1 There had been some prior work on human contingency learning (Jenkins & Ward, Citation1965; Smedslund, Citation1963) but it was the connection with associative theory that made Alloy and Abramson's Citation(1979) paper so significant (and hence the reference to 25 years in the title of this article).

2 Many of the advocates of the associative approach to human contingency learning have been well known as animal learning researchers. Their concern to generalize their animal work to humans has been supplemented, perhaps, by an understandable desire to widen their research in a climate in which funding for purely behavioural work with animals has become harder and harder to obtain.

3 Of course, in casual language we might refer to a symbolic proposition such as “the light predicts shock” as an association, but I am explicitly avoiding such usage. In common with the Humean tradition, I am assuming that associations have the defining properties of automatically carrying the mind from one idea to another and of being semantically transparent or contentless (Fodor, Citation2003). Neither of these is true of propositions.

4 Associative processes, of course, play a substantial role even in information-processing theories of higher cognitive functions such as memory. To describe something as a “retrieval cue” for a “memory representation”, for instance, is to refer to an associative mechanism, and this is quite explicit in many theories of retrieval.

5 This dual-process view of the mind has gained many influential followers in recent years (e.g., Kahneman, Citation2003). The evidence for two systems is indeed very persuasive (Osman, Citation2004; Shanks & St. John, 1994). Where the evidence is, in my view, much weaker is in the claim that one of these systems is procedural, implicit, or unconscious.
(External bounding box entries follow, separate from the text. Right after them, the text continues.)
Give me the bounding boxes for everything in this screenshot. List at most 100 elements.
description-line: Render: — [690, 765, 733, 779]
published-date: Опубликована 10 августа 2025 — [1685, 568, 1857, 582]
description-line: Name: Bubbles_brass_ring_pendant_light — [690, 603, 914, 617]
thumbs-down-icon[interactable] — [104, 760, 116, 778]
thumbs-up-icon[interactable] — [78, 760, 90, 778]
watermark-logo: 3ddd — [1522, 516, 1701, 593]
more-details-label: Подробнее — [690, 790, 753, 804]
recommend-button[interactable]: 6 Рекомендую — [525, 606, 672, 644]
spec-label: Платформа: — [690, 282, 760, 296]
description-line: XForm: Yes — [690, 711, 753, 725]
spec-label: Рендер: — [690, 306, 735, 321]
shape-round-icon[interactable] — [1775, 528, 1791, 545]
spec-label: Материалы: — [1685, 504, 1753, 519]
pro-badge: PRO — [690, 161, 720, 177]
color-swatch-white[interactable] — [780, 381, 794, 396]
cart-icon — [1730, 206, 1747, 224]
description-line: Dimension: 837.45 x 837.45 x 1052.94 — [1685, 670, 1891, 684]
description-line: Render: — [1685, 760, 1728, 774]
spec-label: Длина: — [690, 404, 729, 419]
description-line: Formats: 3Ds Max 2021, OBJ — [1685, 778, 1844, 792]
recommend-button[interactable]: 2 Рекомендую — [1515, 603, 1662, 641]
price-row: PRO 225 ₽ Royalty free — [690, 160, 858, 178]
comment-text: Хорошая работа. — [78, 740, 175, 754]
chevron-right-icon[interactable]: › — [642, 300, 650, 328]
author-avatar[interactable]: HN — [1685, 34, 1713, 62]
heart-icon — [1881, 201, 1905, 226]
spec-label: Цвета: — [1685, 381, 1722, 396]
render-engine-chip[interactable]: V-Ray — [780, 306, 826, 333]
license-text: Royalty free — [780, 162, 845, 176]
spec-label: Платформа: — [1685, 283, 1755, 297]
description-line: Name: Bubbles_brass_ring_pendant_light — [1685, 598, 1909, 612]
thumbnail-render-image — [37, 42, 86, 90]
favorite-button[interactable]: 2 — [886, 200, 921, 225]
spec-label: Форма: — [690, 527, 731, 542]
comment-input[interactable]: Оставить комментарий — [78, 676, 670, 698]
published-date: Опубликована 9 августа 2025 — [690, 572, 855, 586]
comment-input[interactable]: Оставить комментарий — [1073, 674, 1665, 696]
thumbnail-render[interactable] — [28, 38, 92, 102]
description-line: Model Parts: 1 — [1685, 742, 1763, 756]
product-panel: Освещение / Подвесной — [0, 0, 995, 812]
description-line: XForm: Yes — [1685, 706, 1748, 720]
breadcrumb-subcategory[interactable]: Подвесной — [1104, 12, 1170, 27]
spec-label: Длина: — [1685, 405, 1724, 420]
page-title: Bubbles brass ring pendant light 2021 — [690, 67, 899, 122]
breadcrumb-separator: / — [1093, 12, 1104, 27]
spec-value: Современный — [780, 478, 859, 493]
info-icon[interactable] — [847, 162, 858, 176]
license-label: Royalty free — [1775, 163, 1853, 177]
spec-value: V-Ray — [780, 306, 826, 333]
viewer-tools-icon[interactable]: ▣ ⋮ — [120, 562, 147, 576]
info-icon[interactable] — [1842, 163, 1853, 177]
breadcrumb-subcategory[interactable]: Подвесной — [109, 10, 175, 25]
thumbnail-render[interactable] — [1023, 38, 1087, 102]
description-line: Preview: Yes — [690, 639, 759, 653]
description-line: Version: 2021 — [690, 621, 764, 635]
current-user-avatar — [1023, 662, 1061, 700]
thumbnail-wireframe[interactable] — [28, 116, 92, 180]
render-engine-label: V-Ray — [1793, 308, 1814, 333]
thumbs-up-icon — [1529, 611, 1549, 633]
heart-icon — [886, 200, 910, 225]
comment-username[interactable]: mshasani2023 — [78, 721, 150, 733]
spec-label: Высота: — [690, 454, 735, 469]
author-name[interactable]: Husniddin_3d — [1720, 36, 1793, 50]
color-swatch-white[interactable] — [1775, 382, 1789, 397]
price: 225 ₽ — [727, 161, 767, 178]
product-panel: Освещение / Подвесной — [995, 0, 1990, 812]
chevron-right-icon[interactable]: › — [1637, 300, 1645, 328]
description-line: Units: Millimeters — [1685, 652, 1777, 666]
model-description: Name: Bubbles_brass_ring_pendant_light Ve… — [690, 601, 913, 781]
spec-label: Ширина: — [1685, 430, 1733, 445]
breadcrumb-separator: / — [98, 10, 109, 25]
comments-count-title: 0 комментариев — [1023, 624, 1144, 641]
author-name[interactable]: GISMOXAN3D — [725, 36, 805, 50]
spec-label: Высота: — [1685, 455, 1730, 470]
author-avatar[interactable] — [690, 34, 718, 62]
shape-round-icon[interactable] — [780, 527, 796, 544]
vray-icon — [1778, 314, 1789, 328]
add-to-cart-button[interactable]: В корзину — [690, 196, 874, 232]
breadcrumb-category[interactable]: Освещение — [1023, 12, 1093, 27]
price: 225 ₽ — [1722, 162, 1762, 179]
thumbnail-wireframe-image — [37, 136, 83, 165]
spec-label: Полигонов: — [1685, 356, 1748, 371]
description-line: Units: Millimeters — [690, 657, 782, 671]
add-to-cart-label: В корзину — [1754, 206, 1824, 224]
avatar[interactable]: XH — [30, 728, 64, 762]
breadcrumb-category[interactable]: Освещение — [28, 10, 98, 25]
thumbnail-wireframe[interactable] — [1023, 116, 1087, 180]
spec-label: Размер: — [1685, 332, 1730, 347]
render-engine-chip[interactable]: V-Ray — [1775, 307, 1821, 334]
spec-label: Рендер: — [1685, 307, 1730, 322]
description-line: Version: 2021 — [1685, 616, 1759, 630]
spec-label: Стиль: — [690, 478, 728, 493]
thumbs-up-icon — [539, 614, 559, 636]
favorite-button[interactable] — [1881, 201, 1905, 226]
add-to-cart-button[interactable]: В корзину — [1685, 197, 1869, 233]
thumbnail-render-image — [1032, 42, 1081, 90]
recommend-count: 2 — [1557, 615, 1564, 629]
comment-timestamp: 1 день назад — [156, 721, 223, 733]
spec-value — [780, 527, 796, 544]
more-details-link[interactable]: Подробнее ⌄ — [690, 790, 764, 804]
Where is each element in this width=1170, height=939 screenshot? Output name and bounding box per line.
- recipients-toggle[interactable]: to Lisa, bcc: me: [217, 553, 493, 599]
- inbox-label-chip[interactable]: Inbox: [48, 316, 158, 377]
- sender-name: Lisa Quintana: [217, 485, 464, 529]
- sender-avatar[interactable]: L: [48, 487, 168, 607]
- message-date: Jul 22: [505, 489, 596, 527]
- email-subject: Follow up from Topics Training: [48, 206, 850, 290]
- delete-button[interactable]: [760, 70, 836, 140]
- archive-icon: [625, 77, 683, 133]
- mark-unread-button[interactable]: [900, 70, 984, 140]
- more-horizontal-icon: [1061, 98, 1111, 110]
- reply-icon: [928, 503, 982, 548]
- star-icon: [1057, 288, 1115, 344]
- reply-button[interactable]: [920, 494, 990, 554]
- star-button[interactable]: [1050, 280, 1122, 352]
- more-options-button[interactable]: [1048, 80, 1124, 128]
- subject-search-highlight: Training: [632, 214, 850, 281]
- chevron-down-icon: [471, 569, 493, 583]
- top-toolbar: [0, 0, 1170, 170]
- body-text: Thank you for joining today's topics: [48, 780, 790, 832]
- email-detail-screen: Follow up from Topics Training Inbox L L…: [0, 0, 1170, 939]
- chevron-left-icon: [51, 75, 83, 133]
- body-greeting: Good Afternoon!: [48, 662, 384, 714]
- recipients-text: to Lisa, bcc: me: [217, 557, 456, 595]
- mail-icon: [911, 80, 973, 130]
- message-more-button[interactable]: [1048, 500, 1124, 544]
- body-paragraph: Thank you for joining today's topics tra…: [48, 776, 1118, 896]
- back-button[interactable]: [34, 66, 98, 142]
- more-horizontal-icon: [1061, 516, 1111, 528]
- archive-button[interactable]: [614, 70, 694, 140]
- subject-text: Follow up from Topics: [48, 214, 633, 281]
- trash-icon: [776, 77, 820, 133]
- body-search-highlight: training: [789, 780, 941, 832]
6 There may appear to be a contradiction here. Earlier I argued that the use of verbal measures is important to ensure that we remain within the realm of explicit processes, whereas I am now arguing that we should focus on intuitive judgement as associative theory will not be able to challenge cognitive approaches in the domain of “rational” or “reflective” judgements. But intuitive judgements are invariably explicit rather than implicit (Tunney & Shanks, Citation2003). Intuitive judgements may be made without inference but they are still conscious and can usually be justified.